One of the problems with the need to always defend yourself is that you can lose sight of the big picture. In recent years, with the rise of antisemitism and anti-Zionism, the pro-Israel community has spent much of its time on the defensive. The haters attack, the community fights back. Our energy is in the fight.

But on days like Yom Ha’atzmaut, Israel’s Independence Day, when we celebrate the very existence of the Jewish state, we can take a timeout from activism and marvel at the big picture.


I did that this month when I spoke at a Yom Ha’atzmaut event at the Saban Theater. I marveled at “the five miracles of Israel,” miracles that can get lost in the chaos of the daily news cycle.

The first miracle is the idea of a people who waited 1,900 years to return home. After the Jews were exiled from Jerusalem and saw their Second Temple destroyed in the year 70 CE, how did they stay so patient for so long? How is it possible that over 19 centuries they never gave up on their dream?

It helped, of course, that we were reminded of our dream in daily prayers and rituals like weddings, circumcisions and the Passover seder. These rituals held the dream, day after day, century after century. And then, 74 years ago, our patience and prayers finally paid off.

A few years after the darkest moment in Jewish history, after centuries in which we yearned and prayed and hoped and dreamed, the Jews at last returned home to Zion. That is the most dramatic miracle of all.

But before we had a chance to celebrate, we needed a second miracle: To fight off five Arab armies whose sole mission was to drive us into the sea. I had two uncles in that war. I’ve read the incredible stories of bravery and resourcefulness. How a ragtag army fought off five much larger enemies and saved the country at its birth is one of the great, but often overlooked Jewish miracles.

The third miracle was the survival of the Jewish state for the past 74 years in the face of enemies sworn to its destruction. Israel has prevailed time and time again on the battlefield, against suicide bombings and rockets and tunnels and knives and drones and almost any other lethal physical threat. The fact that we continue to prevail against relentless forces who can’t accept Israel’s very existence is the daily miracle of Israel.

A higher force sent us the fourth miracle — the most powerful country in the history of humanity continues to have Israel’s back. The United States of America, through thick and thin, through policy disagreements and even disputes, has never abandoned the Jewish state. We can never take this miracle for granted.

The fifth miracle may be the most poignant of the five. In such a hostile neighborhood, Israel had every justification to develop a defensive crouch, a bunker mentality, a society obsessed with protection and survival at all costs. Instead, while it defended itself, it found the chutzpah and imagination and drive to create a vibrant and open society that honors democracy and celebrates life.

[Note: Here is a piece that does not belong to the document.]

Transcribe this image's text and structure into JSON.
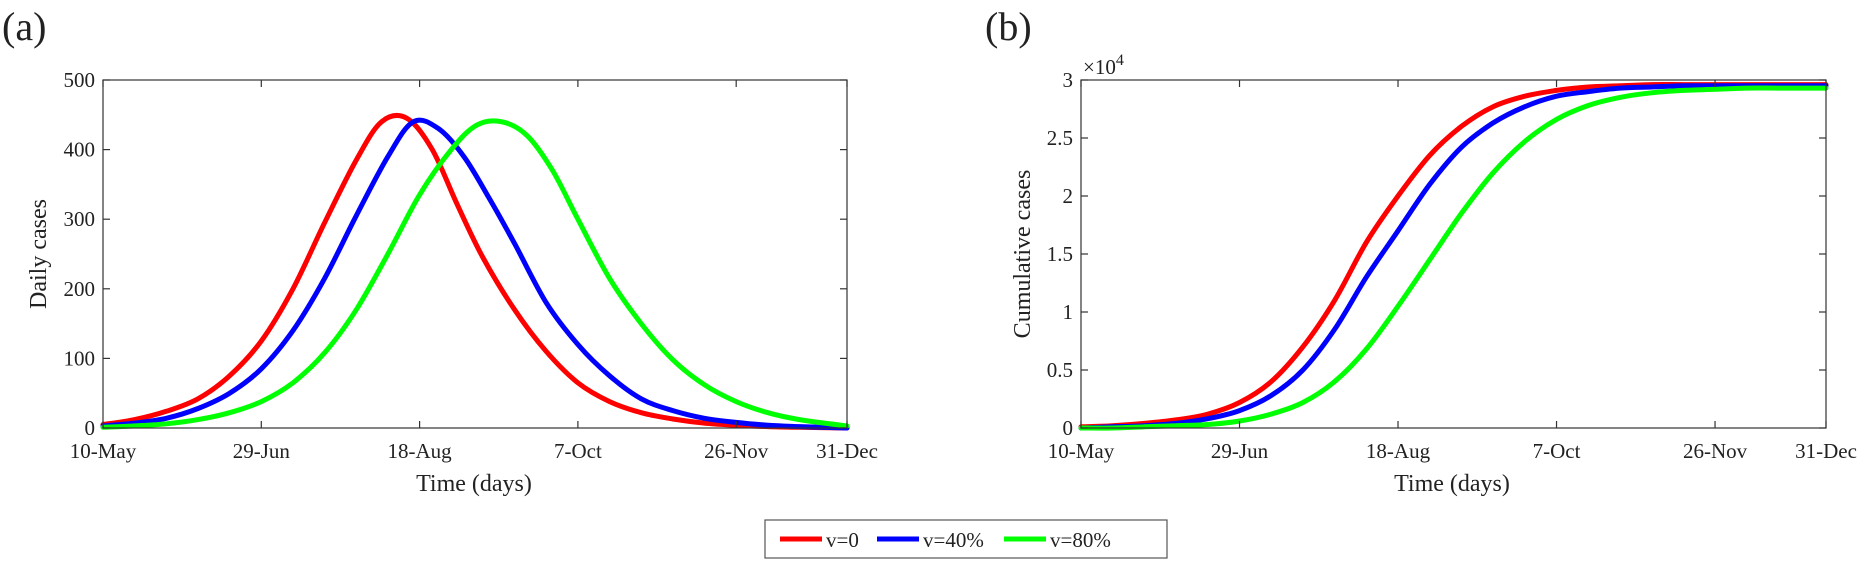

It boggles the mind how a tiny country in the middle of such a violent region has become the envy of the world in so many areas. From innovations in medical and digital technology to agriculture to cybersecurity to design, music, culture and entertainment, this little country has never stopped punching above its weight.

It’s easy to forget this fifth miracle in the midst of BDS and United Nations’ condemnations and the growth of antisemitism on social media that hides behind anti-Zionism. But even for Israel’s critics, the extraordinary accomplishments of the Jewish state are impossible to deny.

That is the fifth miracle of Israel: It did not settle for mere survival. It aimed a lot higher — to thrive.

As I concluded my remarks on Yom Ha’atzmaut: The best way to honor our ancestors who yearned for centuries to come home, the 6 million we lost in the Holocaust and the fallen soldiers who died to protect their homeland, is not to survive but to thrive.

Am Israel chai, the Am Israel thrives.